Unfortunately, Mom, who suffered from Alzheimer’s Disease, passed away Sept. 1, 2004. What I find remarkable, like many Alzheimer’s patient, she had forgotten almost everything, even how to swallow, however the last time I saw her before her death I told her I loved her and remembered all of the times we’d had together. I then asked her when my birthday was. After a while she got it right. That has always amazed everyone.
A million incidents have occurred to me down life’s highway since those long ago days. I’m not sure of the value I may have gained from living a life of poverty and hard work. I just know it was essential at the time, and you do in life what you have to do. I decided back then that I wanted to be the guy who drove the team of mules and wagon to the gin, bailed it and collected the money from the crop someone else had picked.
Life wasn’t easy for a lot of people during those depression years, but for a single Mom, it was awfully difficult just to provide the bare necessities. Often she didn’t make it. The flickering light from the coal oil lamp allowed her to do other chores at night. From my corn shuck palette on the floor I dreamed about tomorrow and a better life.

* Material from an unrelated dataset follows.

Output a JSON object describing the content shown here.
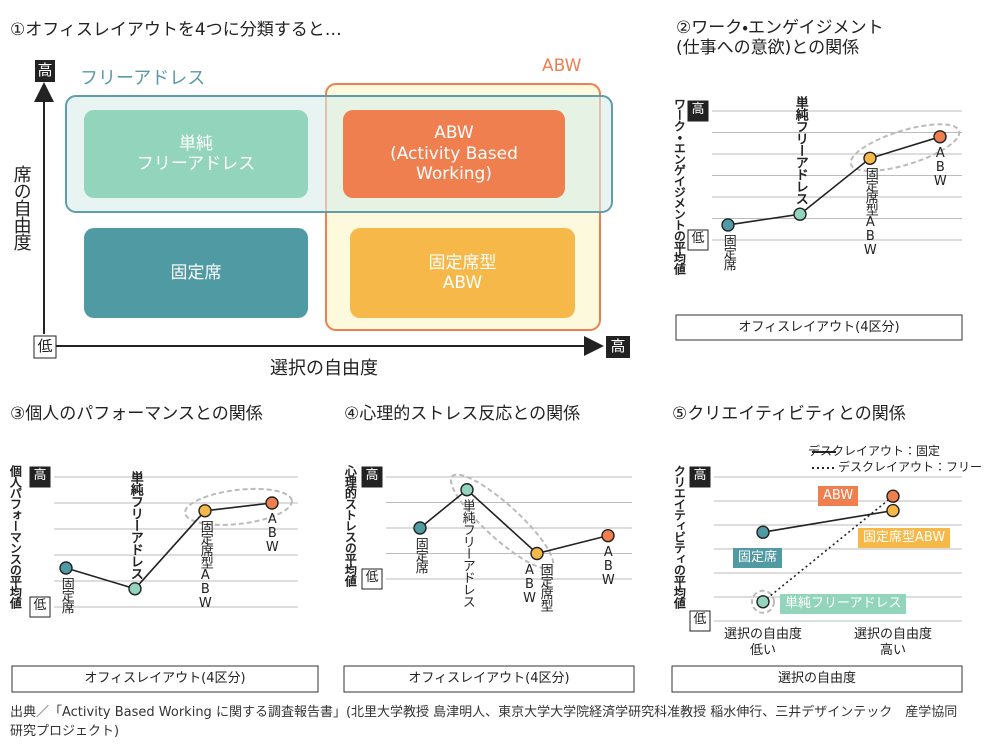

I left the cotton fields as soon as I could get away. The family values and the importance of pulling together that I learned has followed me all of my days. Strange as it may sound, I feel blessed to have lived then. When August comes around each year my thoughts turn to a simpler time with no frills, when a little money, that didn’t come easy, meant so much.
Sometimes today I catch myself complaining about the heat and small difficulties of the day and repent by thanking the Lord for our many blessings that this easy life has led us to take for granted. I regret that we have become a shameless, lazy society that takes rather than gives. I marvel at how the world has changed. No one in my youth could have imagined it. I learned from those cotton days that even unpleasant things have a benefit. If the cotton was late, we got a lagniappe (bonus). We didn’t have to start school until the cotton was all picked.